George Eliot’s The Lifted Veil was first published in Blackwood’s Edinburgh Magazine in 1859 and has now become one of the author’s most widely read and critically discussed stories. Told from the point of view of a young, egocentric, and morbid clairvoyant man, Latimer, it is a dark fantasy portrait of an artist whose visionary powers merely blight his life. The story reflected the scientific interest of the time in the physiology of the brain, mesmerism, phrenology, and experiments in revivification. It also is a reflection of the author’s moral philosophy.
The Lifted Veil is a significant part of the Victorian tradition of horror fiction, along with Mary Shelley’s Frankenstein, Robert Louis Stevenson’s The Strange Case of Dr. Jekyll and Mr. Hyde, and Bram Stoker’s Dracula.

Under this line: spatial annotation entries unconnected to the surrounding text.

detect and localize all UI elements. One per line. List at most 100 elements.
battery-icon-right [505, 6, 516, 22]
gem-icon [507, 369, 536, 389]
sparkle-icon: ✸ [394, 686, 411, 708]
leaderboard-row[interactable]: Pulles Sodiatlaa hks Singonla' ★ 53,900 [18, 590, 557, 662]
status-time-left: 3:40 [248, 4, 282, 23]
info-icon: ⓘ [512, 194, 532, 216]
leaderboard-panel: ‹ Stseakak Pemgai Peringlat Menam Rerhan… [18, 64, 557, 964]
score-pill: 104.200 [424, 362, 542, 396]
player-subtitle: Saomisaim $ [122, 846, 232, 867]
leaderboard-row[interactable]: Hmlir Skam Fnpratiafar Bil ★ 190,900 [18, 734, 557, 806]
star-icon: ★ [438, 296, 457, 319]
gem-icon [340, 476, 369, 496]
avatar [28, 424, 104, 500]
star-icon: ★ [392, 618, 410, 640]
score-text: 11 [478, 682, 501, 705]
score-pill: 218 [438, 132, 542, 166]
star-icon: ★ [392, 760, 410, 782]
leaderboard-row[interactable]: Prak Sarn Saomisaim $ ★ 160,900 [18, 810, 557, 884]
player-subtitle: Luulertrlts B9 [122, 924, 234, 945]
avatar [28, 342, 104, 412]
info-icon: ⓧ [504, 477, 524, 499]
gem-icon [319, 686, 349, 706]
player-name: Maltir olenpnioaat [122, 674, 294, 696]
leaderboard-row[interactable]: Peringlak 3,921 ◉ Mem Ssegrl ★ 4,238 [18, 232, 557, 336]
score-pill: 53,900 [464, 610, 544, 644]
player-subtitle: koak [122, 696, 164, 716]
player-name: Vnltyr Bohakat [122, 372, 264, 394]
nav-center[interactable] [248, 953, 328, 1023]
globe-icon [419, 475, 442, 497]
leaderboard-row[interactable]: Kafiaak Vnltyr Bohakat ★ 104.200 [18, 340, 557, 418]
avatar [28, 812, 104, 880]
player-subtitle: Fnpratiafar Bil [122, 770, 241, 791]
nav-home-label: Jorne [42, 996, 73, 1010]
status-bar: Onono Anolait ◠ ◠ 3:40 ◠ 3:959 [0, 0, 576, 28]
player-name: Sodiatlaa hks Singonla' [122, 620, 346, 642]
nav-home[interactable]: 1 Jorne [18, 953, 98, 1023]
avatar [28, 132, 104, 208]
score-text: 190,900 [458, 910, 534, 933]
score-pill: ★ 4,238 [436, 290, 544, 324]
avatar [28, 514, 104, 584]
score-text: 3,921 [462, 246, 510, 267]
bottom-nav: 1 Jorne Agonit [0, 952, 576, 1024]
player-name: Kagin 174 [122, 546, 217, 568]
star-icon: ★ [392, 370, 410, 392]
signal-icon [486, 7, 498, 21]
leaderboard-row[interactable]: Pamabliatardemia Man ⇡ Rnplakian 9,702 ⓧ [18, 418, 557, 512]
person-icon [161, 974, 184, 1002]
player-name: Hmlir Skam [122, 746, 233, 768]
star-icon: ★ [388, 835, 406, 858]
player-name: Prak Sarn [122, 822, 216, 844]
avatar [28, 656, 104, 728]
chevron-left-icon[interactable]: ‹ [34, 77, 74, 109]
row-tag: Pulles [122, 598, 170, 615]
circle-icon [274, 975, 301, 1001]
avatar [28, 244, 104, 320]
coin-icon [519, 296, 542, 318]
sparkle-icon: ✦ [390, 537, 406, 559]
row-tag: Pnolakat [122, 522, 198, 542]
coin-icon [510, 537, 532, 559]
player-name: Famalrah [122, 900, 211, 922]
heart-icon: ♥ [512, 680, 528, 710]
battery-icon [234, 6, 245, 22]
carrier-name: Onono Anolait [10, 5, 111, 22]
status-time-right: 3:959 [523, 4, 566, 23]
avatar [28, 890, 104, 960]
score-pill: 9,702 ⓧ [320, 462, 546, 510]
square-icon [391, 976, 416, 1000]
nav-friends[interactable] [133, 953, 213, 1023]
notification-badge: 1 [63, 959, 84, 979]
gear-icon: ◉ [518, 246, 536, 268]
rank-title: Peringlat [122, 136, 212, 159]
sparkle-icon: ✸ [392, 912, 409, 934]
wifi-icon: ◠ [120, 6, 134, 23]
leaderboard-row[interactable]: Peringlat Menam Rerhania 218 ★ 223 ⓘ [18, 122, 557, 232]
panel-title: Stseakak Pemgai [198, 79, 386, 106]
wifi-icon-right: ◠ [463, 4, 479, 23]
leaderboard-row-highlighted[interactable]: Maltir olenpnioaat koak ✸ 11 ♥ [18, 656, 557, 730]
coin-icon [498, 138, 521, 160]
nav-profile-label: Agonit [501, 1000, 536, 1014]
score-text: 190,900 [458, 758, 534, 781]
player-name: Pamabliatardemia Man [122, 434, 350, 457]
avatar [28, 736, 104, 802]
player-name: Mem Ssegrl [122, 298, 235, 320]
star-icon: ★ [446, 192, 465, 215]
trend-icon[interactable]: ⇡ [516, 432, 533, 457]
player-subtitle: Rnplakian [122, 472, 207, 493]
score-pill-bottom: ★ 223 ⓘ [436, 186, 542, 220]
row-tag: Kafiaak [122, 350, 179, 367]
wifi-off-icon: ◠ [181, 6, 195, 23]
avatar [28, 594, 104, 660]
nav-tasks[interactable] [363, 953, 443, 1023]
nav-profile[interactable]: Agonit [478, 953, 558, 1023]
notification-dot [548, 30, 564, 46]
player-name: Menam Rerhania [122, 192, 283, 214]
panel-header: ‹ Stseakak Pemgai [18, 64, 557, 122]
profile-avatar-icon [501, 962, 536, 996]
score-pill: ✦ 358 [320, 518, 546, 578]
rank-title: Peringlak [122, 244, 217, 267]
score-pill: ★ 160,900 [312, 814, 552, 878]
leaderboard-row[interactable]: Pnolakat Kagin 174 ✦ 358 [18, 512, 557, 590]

George Eliot, the pen name of Mary Ann, or Marian, Evans (1819–1880), was an English Victorian novelist of the first rank. An assistant editor for the Westminster Review from 1851 to 1854, she wrote her first fiction in 1857 and her first full-length novel, Adam Bede, in 1859. In her writing, she was chiefly preoccupied with moral problems, especially the moral development and psychological analysis of her characters. She is known for her sensitive and honest depiction of life and people in works that are acclaimed as classics.
Clive Chafer is a professional actor, director, producer, and theater instructor. Originally from England and educated at Leeds and Exeter universities, he has performed and directed at many theaters in the San Francisco area, where he makes his home, and elsewhere in the US. In 1993 he founded TheatreFIRST, Oakland’s professional theater company, where he served as artistic director until 2008.